Janji- janji kesejahteraan hanya sebatas pidato politik pencitraan semata, kosa kata pidato politik jumlah rakyat miskin berkurang, biaya pendidikan terjangkau, pelayanan kesehatan semakin baik dll namun pada kenyataan ukuran miskin ketika pendapatan per harinya dibawah Rp.11.000, dana pendidikan semakin melangit lihat saja UKT yang diterapkan di perguruan-perguruan Tinggi, Persoalan BPJS yang tiada ujungnya. Lalu rezim hari ini teriak merdeka kami pancasila.

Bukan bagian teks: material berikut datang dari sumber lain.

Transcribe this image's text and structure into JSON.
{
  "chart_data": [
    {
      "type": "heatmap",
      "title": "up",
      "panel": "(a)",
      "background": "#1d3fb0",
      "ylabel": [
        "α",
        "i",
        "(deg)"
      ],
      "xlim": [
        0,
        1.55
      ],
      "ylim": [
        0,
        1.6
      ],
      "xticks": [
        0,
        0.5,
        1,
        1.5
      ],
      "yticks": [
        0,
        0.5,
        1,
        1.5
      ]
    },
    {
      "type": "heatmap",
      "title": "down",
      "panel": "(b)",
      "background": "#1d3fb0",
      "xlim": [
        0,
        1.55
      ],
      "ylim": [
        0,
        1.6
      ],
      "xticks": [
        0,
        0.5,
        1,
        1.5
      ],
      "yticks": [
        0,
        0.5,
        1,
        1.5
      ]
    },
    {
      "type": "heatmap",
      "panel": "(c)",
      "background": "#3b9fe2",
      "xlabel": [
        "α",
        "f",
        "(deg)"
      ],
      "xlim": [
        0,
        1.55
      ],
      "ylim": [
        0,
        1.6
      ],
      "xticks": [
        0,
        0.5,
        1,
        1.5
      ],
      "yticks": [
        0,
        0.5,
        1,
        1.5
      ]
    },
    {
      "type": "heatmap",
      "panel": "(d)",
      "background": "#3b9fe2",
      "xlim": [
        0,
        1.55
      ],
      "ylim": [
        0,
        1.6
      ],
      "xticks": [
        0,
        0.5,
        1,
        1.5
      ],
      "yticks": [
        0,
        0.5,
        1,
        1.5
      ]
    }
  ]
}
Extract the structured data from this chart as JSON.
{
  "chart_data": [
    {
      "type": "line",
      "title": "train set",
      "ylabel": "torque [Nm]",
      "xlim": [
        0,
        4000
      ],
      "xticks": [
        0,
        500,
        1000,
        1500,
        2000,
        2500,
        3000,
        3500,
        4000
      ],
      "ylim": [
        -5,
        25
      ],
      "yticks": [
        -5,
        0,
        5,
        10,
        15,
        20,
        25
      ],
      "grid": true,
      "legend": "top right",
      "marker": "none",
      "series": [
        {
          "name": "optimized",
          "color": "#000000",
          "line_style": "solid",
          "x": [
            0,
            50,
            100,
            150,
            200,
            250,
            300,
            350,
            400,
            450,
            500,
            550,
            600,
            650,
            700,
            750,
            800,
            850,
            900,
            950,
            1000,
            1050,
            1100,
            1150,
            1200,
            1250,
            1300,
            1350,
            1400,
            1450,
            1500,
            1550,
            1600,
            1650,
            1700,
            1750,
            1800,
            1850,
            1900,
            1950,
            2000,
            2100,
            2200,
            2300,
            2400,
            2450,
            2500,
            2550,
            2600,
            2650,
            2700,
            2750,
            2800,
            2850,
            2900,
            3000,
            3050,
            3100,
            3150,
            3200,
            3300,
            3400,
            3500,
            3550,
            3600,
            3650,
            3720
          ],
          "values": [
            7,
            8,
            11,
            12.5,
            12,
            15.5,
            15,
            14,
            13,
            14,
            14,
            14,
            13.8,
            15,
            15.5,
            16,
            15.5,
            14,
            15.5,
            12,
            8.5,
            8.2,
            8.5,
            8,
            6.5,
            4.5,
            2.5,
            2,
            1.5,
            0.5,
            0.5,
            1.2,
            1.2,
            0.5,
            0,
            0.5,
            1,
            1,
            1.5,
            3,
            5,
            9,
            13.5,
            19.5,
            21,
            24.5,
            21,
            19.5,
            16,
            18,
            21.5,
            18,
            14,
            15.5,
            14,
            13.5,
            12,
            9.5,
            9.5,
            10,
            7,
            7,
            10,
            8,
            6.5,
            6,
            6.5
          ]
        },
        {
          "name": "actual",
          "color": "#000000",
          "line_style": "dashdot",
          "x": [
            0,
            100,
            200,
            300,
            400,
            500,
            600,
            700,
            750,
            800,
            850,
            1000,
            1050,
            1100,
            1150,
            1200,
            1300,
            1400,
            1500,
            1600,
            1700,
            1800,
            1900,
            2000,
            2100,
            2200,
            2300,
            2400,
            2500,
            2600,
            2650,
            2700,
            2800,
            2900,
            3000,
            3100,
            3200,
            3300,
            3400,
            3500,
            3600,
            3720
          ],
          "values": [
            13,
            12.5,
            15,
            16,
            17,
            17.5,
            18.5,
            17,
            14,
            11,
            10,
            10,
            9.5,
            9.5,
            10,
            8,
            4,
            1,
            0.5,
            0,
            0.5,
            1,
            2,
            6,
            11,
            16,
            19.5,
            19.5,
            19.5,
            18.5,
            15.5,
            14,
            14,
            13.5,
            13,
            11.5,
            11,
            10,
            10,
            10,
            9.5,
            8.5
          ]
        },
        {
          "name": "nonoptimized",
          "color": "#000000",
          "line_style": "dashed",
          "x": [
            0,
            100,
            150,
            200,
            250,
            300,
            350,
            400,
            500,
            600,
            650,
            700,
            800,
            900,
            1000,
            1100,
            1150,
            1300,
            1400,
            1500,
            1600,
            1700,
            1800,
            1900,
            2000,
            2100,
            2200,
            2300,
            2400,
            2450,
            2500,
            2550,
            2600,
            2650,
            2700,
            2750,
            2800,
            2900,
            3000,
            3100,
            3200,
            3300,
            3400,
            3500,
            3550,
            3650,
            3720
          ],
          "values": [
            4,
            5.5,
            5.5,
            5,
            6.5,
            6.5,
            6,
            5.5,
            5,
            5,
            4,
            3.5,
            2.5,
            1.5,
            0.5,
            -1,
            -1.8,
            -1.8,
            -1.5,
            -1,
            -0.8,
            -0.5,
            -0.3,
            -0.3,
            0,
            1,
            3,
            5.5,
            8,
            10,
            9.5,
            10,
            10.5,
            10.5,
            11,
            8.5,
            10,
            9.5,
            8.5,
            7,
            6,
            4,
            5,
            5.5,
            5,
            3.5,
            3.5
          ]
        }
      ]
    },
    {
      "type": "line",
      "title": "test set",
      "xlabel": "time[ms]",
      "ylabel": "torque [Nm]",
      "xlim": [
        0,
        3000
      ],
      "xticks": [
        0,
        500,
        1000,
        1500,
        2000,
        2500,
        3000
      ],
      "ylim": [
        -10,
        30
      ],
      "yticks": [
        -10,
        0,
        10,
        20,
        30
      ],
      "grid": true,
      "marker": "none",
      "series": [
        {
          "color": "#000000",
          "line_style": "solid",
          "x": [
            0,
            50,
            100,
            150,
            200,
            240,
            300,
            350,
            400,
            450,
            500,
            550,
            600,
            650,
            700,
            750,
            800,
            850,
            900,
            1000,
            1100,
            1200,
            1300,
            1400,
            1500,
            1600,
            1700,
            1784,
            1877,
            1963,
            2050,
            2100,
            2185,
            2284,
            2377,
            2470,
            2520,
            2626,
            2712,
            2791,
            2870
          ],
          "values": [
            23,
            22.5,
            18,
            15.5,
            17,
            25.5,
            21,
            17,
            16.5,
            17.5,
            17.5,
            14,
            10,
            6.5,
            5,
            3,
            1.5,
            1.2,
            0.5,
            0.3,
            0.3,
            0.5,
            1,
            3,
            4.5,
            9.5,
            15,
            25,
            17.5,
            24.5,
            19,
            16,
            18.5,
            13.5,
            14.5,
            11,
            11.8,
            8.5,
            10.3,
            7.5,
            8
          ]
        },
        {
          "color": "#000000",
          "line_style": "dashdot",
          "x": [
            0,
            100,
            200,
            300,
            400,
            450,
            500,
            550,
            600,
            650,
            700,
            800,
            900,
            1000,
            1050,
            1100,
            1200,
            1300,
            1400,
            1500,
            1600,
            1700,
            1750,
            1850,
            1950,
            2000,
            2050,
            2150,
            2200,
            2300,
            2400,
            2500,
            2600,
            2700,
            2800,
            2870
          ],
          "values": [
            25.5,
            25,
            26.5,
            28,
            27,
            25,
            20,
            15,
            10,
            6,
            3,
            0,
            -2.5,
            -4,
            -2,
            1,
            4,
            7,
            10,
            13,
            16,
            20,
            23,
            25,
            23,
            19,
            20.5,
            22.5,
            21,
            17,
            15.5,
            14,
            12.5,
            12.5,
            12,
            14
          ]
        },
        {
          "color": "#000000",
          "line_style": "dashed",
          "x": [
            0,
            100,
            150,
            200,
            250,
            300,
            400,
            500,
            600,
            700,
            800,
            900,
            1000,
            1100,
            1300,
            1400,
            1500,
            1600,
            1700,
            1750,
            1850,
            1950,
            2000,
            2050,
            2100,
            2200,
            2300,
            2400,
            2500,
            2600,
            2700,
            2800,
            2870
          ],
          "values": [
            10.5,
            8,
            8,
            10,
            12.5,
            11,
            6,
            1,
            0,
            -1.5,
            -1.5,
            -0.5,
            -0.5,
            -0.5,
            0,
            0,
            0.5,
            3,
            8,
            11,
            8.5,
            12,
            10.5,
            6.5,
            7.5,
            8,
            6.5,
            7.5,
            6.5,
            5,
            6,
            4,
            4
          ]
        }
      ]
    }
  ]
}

Harusnya negara memiliki neraca anggaran yang ideal dalam artian pemasukan haruslah lebih besar dibanding pengeluaran, mengidolakan pajak dan hutang adalah mental penjajah bukan penguasa yang mencintai negerinya. Sepatutnya neraca anggaran dibangun dari pemasukan dari PNBP ( Pemasukan Negara Bukan Pajak) Migas, Hutan, Tambang Laut dll, Ambil alih Freeport, Chevron dari Amerika serikat, Kelola hutan yang selama ini diberikan kepada asing dengan dalih Perijinan IUPK, IUPHHK HATI dll.
Bukti cinta pada negeri tidak menyerahkan sumber daya Alam kepada Asing dengan barbagai dalih investasi dan membebani rakyat sendiri dengan pajak dan hutang, apakah ini pemaknaan rezim Jokowi - JK menyatakan merdeka dan pancasilais? Ataukah kebalikan dari itu semua justru yang anti Pancasila sebenarnya adalah rezim yang berkuasa hari ini.
Sistem kapitalis liberalis memunculkan NeoImperialisme dan itu hanya bisa dijawab dengan sistem Islam termasuk diantaranya adalah ekonomi Islam yang menghilangkan penderitaan yang dialami rakyat sekarang ini.